On le voit, nombre de ques­tions res­tent ouvertes, consti­tuant une brèche dans laquelle les scien­ti­fiques sont priés de s’en­gouf­frer. Car, comme le fait remar­quer Phi­lippe Gailly, les pra­ti­ciens ont besoin d’un accom­pa­gne­ment réflexif et éva­lua­tif : que font-ils quand ils pensent res­tau­rer, quels sont les effets de leurs pra­tiques, quelles balises est-il sou­hai­table qu’ils res­pectent ? Une indis­pen­sable réflexion doit par ailleurs être menée sur ce qu’est la jus­tice res­tau­ra­trice — Anne Lemonne et Bart Claes — et sur les prin­cipes qui la fondent et l’op­posent à la jus­tice pénale clas­sique — moi-même.

Si l’on veut que la jus­tice res­tau­ra­trice soit autre chose qu’une incan­ta­tion ou un faire-valoir, si l’on sou­haite en faire l’un des pivots de la réac­tion à la déviance, il convient à la fois de lui lais­ser les cou­dées franches, mais aus­si d’en­ga­ger un vaste mou­ve­ment réflexif.

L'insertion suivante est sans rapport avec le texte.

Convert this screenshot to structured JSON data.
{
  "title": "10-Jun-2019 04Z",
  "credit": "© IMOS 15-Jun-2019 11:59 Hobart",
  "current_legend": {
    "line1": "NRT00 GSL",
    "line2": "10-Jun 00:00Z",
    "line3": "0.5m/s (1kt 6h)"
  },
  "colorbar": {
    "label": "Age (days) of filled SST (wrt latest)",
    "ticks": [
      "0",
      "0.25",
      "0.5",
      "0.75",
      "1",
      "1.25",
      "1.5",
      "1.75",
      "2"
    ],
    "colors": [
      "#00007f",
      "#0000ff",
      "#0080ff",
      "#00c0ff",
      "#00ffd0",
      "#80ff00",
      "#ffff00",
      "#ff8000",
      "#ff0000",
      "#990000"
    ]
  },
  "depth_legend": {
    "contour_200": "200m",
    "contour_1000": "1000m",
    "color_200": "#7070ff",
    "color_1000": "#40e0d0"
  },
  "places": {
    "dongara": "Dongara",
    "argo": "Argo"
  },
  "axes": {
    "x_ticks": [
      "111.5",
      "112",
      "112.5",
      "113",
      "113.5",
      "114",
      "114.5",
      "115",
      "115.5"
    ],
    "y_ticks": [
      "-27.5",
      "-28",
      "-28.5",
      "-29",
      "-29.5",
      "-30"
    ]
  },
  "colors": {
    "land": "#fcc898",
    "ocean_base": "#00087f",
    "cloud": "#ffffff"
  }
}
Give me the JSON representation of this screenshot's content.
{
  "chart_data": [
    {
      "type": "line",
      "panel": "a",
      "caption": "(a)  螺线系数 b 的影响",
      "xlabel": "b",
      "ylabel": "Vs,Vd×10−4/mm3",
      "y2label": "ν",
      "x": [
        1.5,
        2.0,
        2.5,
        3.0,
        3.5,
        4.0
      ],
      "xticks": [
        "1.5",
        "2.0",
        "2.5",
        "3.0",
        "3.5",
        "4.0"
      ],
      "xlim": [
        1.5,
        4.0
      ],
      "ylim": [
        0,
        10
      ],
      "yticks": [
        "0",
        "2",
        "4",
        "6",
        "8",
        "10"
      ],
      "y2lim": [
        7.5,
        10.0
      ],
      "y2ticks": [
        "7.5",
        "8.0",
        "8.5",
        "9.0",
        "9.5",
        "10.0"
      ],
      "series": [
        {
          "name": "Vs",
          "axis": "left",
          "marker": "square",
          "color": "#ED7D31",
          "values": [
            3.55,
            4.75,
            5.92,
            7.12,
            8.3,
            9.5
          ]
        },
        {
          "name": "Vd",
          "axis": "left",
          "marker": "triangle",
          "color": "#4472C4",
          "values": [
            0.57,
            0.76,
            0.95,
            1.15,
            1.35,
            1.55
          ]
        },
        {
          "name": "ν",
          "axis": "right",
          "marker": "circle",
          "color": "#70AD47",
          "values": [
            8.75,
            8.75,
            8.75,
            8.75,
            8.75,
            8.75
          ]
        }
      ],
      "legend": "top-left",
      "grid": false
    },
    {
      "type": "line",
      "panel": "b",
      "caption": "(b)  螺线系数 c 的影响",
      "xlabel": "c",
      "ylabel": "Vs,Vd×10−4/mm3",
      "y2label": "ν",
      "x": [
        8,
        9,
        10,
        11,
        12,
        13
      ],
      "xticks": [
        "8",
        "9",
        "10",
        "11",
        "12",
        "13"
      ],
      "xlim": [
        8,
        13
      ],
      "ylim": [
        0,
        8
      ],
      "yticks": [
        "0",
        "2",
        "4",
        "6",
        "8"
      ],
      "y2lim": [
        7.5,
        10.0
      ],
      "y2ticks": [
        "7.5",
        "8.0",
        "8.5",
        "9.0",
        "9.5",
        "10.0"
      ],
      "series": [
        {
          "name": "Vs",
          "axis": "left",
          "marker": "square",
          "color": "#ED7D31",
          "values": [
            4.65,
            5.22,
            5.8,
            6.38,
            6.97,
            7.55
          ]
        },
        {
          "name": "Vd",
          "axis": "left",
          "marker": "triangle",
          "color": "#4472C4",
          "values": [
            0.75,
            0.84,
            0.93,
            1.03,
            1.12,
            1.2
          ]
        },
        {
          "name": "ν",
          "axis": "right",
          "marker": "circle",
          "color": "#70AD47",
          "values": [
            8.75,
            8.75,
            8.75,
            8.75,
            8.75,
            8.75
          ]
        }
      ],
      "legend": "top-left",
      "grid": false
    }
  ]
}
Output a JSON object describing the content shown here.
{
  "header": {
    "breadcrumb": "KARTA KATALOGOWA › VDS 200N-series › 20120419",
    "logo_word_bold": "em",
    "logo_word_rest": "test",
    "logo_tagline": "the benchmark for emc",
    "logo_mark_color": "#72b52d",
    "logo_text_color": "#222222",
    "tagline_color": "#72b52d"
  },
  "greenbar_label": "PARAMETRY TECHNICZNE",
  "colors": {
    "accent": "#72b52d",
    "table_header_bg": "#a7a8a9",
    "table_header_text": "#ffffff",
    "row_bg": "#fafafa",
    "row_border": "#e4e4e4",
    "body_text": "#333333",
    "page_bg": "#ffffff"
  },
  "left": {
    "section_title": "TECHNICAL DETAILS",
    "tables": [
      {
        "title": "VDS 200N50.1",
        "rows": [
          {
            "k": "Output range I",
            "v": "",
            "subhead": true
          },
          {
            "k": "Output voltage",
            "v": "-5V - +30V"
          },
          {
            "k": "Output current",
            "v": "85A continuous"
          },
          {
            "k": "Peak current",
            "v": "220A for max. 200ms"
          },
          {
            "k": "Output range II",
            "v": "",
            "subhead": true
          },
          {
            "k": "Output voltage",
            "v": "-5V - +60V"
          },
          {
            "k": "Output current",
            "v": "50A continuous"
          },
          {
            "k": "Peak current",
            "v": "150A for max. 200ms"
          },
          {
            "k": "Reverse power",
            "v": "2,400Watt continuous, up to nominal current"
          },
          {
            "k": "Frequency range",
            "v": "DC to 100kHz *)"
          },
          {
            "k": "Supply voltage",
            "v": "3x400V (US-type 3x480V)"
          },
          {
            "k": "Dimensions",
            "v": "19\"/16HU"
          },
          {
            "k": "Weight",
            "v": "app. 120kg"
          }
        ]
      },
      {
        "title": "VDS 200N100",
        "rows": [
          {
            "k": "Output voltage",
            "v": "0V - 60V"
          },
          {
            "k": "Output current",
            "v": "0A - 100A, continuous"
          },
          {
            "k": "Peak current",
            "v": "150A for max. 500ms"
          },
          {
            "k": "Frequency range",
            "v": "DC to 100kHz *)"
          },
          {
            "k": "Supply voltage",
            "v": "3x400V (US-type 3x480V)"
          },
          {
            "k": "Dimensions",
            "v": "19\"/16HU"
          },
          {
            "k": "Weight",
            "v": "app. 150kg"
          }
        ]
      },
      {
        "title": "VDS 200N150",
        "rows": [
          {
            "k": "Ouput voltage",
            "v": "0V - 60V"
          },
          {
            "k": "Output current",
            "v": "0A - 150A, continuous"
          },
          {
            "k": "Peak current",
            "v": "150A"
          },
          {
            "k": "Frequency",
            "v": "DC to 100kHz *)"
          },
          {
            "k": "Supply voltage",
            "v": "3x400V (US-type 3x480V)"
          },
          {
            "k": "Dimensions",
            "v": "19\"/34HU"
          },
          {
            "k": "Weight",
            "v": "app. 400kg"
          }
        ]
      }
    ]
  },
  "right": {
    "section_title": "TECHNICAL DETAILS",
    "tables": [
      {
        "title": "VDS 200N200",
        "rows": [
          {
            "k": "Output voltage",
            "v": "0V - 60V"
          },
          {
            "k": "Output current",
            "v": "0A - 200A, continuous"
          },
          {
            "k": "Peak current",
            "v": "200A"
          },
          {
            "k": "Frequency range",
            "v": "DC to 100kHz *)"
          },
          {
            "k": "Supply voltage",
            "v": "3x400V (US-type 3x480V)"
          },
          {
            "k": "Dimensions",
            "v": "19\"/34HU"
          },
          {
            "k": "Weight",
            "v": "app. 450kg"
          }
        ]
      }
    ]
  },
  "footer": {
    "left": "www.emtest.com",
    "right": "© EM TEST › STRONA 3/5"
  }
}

Car ce type de pra­tique, fon­dé sur un va-et-vient per­ma­nent entre pra­tiques et théo­ries ne peut s’ap­puyer sur un code fon­da­teur, il doit se déve­lop­per à la manière d’une recherche-action en quête per­ma­nente de son équi­libre et de nou­veaux développements.

Il faut en effet prendre garde : si le mou­ve­ment venait à se figer en une pra­tique indis­cu­tée parce qu’in­dis­cu­table, il se rédui­rait pro­gres­si­ve­ment à l’ap­pli­ca­tion méca­nique d’une idéo­lo­gie qui, autour de man­tras tels que la res­pon­sa­bi­li­sa­tion, l’ac­ti­va­tion, la mise en mou­ve­ment, la ges­tion de Soi, l’a­dap­ta­tion ou la par­ti­ci­pa­tion, nous pro­mettent l’é­pa­nouis­se­ment par la mobi­li­té, le bon­heur dans une hyper­ki­né­sie non pro­blé­ma­ti­sée1. N’ou­blions pas non plus que, si nous fai­sons de la jus­tice res­tau­ra­trice un bien abso­lu, nous ne serons pas loin de dési­gner du doigt ceux qui sont inca­pables de la remise en ques­tion qu’elle implique comme l’in­car­na­tion d’un mal tout aus­si absolu.

Mais il faut recon­naitre, à ce stade du déve­lop­pe­ment de la jus­tice res­tau­ra­trice, que ce mou­ve­ment, s’il ne put tou­jours se pré­ser­ver d’un cer­tain lyrisme révo­lu­tion­naire, a fait la preuve, dès ses pre­miers pas, d’une remar­quable capa­ci­té de réflexion cri­tique, laquelle a sin­gu­liè­re­ment éle­vé le débat.

  1. À ce pro­pos, voir Chr. Mincke, « Mobi­li­té et jus­tice pénale. Nou­velle idéo­lo­gie, nou­velles pra­tiques ? », Dix ans de mai­sons de Jus­tice, bilan et pers­pec­tives. Actes du col­loque des 2 et 3 décembre 2009, 2011, à paraitre.